Reputation: 103
I am working in C# Windows Forms, and would like to ensure that the content on my form is only output through an HDCP compliant stream using the system's hardware. This would require a multi-step process. A high level block-diagram description of the process would be:
If any of these stages report failure, it is then a trivial matter to black out the form.
I have done a minor amount of research into this manner, but cannot seem to find any detailed examples, leads, or instructions for accomplishing this. I have so far looked into using DirectX and Windows OPM, but have found insufficient help. The Windows PlayReady license also seems to touch up on this issue, but appears to be for pre-encrypted content (and is also quite expensive). Perhaps there is an approach that I have not noticed or thought about?

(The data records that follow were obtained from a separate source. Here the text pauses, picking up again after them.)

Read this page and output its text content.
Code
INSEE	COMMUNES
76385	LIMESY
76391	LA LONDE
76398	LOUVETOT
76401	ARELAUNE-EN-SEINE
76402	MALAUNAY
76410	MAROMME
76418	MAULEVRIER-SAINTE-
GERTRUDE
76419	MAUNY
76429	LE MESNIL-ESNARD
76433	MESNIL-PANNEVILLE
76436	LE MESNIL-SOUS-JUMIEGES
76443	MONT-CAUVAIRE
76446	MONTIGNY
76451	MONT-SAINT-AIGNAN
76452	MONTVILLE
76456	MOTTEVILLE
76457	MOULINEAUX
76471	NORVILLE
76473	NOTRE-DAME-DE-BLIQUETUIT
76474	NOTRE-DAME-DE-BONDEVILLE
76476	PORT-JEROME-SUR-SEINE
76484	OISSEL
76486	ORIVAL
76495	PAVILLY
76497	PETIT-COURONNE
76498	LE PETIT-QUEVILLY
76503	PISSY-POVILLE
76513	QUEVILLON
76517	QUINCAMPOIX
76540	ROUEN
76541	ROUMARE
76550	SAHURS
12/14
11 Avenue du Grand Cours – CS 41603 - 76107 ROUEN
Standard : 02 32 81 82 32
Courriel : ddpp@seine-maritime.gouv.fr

If you need any other information, please let me know.
Thank you in advance.
Upvotes: 8
Views: 2769
Reputation: 1249
HDCP is nice to have but very hard to implement. Even if you have such a product on the market which does exactly what you want, it won't be certified by HDCP becuase it is easy to hack it. Most of the time, HDCP related things, for example the ROM where you store the HDCP keys, are hardware protected and can never be read out when your product is on the market. Sometimes you even need to hide the hardware paths from one component to another one to protect sniffing out your HDCP de-crypted data, for example, from between the graphics card chip and the HDMI connector.
To answer your question, you can only detect if the display supports HDCP or not if you can somehow read the EDID of the display. I don't think that you can do it using existing tools in windows. I might be wrong though.